Na história, escolhida como o passado definitivo do sr. J, o Coringa tenta deixar o comissário Gordon louco à fim de provar que não existe diferença entre ele e qualquer outro homem, que todos somos propensos à ver o mundo como ele vê, basta somente um dia ruim para isso acontecer.

Não é preciso ser um lunático para concordar com o Coringa, basta pensar um pouco na própria vida, nas coisas que acontecem, tudo aquilo que te empurra mais e mais para a ponta do abismo que separa a sanidade da loucura. Quanto maior for a dose de realidade que você recebe à cada dia, mais perto da borda você está, afinal, qual pessoa consegue manter a sanidade perante as bizarrices do mundo?

Eu te respondo meu amigo: os que apenas vivem por viver, o homem (espécie e não gênero) comum.


Acho engraçado que usando frases como "homem comum" muitas pessoas já levantam a bandeira e dizem: "eu sou diferente, eu penso por conta própria", pois bem "pessoa diferente", o que te faz de diferente dos outros? Nesse simples pergunta consigo N explicações, N exemplos, mas a pessoa esquece que à 10 minutos estava comentando com grande afinco sobre novela, BBB, futebol e afins, como se fossem as coisas mais importantes do mundo.

Até concordo que todos precisamos de válvulas de escape de todas as coisas que acontecem, mas eu realmente odeio certos tipos de fanatismos, torcedores brigando por time, pessoas se matando por partidos políticos, espectadores de BBB se "estapeando" por pessoas desconhecidas, religiosos brigando pra ver qual "deus" é melhor.

Apenas espero que se matem longe de mim.

Voltando ao que interessa, na história o Coringa levou o comissário Gordon até a beira do abismo e o lançou à fim de deixá-lo louco, pois bem, pra quem leu a história, pode perceber que ele não foi longe o bastante, afinal o Gordon apenas ficou muito puto da vida.

As implicações morais em histórias como essa são gigantes, pelo menos para qualquer pessoa que seja boa de interpretação de texto ou ao menos já esteja no caminho da loucura.

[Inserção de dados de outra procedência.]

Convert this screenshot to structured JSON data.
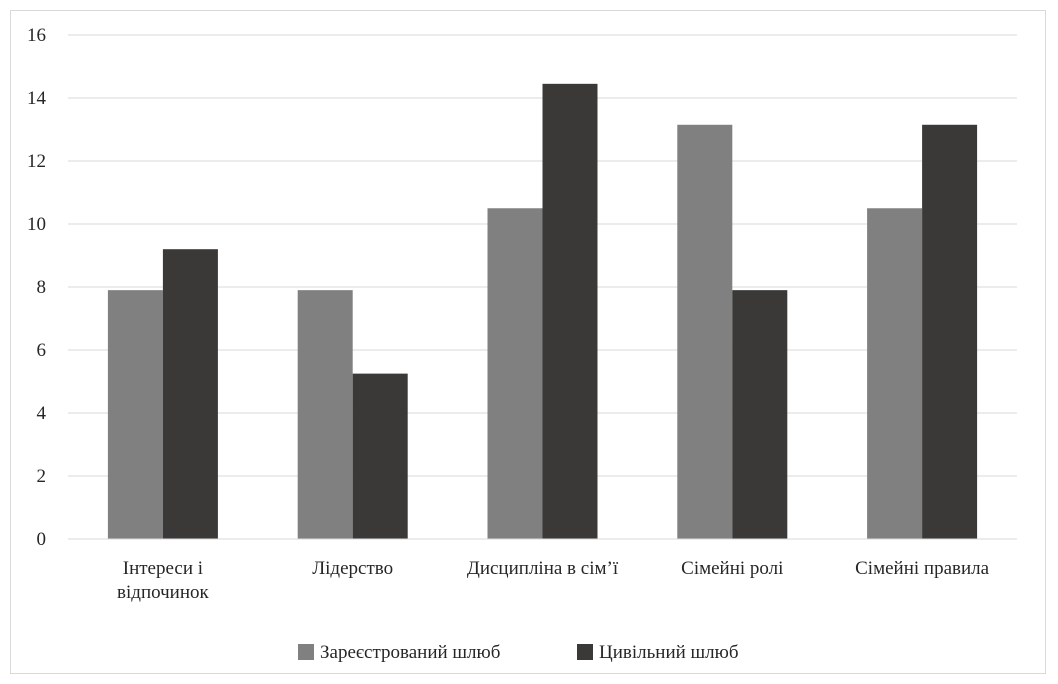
{
  "chart_data": {
    "type": "bar",
    "categories": [
      "Інтереси і відпочинок",
      "Лідерство",
      "Дисципліна в сім’ї",
      "Сімейні ролі",
      "Сімейні правила"
    ],
    "category_lines": [
      [
        "Інтереси і",
        "відпочинок"
      ],
      [
        "Лідерство"
      ],
      [
        "Дисципліна в сім’ї"
      ],
      [
        "Сімейні ролі"
      ],
      [
        "Сімейні правила"
      ]
    ],
    "series": [
      {
        "name": "Зареєстрований шлюб",
        "color": "#808080",
        "values": [
          7.9,
          7.9,
          10.5,
          13.15,
          10.5
        ]
      },
      {
        "name": "Цивільний шлюб",
        "color": "#3a3938",
        "values": [
          9.2,
          5.25,
          14.45,
          7.9,
          13.15
        ]
      }
    ],
    "yticks": [
      0,
      2,
      4,
      6,
      8,
      10,
      12,
      14,
      16
    ],
    "ylim": [
      0,
      16
    ],
    "grid": true,
    "legend_position": "bottom",
    "title": "",
    "xlabel": "",
    "ylabel": ""
  }
}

 Algumas histórias são medidores de insanidade, e "A Piada Mortal" é uma delas, uma história que causa reações únicas nas pessoas, mas fico intrigado com as pessoas que categorizam como "apenas uma história em quadrinhos", pois não é apenas isso, muitas coisas da vida não são apenas o que aparentam, tudo depende do sentimento que você está guardando quando está vendo, pois os sentimentos pavimentam a estrada para o abismo, tudo isso que você guarda com você, todo amor, ódio, amizade, inveja, orgulho e o que mais vier, vão te levar ao abismo, e no fim, você vai perceber que, na verdade a estrada não era tão longa assim, você é que caminhava ao lado do abismo, mas o mundo colorido à sua volta te tirava a atenção dele.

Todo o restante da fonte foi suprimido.